Five minutes into my trek, reality check. This is not easy. Leaves lash my face, dust and dirt invade my sinuses. I’m sweating. And sneezing. My entire body itches. A humongous insect orbits my head, and I spin around, swatting and ducking.
“Get away!” It dodges the palm of my hand and slowly drifts off, unimpressed.
I’m left wondering: Was I going this way, or that way, or …? There are no landmarks in a cornfield.
“Crap.” I walk a little more, then stop to gulp the last of my soda, wishing I’d chosen water instead. Sucrose and caramel color aren’t exactly quenching my thirst.
Relax, Ruby. You’ve only been walking five minutes. How lost can you be?

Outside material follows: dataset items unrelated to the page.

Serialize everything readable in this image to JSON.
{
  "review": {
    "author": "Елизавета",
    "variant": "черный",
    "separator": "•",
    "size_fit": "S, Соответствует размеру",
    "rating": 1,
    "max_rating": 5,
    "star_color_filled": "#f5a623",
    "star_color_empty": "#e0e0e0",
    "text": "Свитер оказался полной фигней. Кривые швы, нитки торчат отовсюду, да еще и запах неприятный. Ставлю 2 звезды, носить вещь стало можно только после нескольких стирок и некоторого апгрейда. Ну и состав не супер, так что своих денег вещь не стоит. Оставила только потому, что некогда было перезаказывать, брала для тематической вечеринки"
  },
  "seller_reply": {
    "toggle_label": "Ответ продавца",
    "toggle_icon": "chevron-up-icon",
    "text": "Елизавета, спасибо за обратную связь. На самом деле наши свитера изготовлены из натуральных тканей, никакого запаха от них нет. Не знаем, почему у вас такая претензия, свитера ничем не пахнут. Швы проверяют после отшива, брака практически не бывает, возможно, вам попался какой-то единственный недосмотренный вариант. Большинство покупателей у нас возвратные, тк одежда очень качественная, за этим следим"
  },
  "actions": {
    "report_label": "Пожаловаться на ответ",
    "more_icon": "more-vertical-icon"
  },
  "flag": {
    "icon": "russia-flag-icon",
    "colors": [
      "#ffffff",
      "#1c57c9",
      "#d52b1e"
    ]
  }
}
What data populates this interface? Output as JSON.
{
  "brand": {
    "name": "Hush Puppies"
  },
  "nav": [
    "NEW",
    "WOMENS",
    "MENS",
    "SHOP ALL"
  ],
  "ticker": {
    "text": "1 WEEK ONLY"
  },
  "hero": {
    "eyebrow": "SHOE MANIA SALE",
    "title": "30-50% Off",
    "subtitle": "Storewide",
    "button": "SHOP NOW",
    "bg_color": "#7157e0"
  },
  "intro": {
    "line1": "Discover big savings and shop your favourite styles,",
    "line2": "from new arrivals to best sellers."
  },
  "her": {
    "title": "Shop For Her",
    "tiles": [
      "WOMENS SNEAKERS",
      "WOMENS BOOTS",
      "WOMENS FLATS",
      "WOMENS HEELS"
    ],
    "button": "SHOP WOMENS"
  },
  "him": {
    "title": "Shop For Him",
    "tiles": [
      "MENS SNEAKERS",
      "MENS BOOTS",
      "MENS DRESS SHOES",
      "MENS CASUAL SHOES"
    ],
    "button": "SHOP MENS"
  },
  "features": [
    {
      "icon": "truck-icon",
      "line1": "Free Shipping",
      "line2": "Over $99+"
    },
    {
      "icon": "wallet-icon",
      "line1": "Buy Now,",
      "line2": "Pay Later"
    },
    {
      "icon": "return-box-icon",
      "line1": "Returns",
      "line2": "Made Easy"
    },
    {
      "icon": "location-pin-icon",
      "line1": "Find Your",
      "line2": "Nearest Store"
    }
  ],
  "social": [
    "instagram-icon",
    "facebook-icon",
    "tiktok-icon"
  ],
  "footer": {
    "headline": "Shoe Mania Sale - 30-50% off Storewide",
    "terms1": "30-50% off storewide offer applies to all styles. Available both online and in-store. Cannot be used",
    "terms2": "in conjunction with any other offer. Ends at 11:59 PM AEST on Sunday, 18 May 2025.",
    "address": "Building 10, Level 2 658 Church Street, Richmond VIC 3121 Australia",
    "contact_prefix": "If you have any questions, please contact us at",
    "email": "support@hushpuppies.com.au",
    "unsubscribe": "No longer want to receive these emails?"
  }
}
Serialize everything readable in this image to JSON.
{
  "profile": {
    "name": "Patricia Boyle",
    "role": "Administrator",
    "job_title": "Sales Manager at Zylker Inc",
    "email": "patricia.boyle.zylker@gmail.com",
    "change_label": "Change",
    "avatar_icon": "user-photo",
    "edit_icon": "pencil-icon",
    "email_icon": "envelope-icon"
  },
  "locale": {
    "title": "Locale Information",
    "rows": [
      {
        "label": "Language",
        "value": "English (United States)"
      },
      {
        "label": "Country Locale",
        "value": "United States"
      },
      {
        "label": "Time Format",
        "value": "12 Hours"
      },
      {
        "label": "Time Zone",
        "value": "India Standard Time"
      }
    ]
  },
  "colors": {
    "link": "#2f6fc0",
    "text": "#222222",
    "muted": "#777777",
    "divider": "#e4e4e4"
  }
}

Okay, maybe it’s been ten minutes, though as far as I can tell, I’ve stayed within the confines of a single row, which means I’m walking in a straight line. I jump, stretching my neck, trying to glimpse the third floor of Willow’s house. No use. The corn is eight feet tall. Add the tassels on top, maybe it’s ten. And I suck at jumping.
Ridiculous? Yes, indeed.
I can navigate BART all over San Francisco, to and from the East Bay, south to the airport, and anywhere in between. The maps are easy to read; the lines are color-coded. I never feel intimidated. I’m never lost. But then again, I’m never alone. I’m either with Dad or George.
George. I picture him at the café, in our usual spot, on the leather couch. I should be next to him, scooping whipped cream off the top of my shake, then his. I should not be dripping with sweat in the middle of a cornfield. Last week should not have been the end. It shouldn’t have been our last time together, our good-bye.
“Your going-away present,” he’d said, handing me a wrapped gift.
“Thanks!” I’d taken the opportunity to move closer. Our thighs were touching; we were shoulder to shoulder. I could smell his skin, a hint of the sandalwood soap his mother stocks the bathrooms with. “Let’s see,” I said, though it was obvious it was a book. A big one.
“Try not to squeal with excitement.”
I snorted with sarcasm. “I wouldn’t know how to squeal, even if I wanted to.”
“You’d squeal if your dad told you he’d changed his mind, and you weren’t moving.”
“I might attempt a cartwheel,” I admitted. “Which would be ugly.”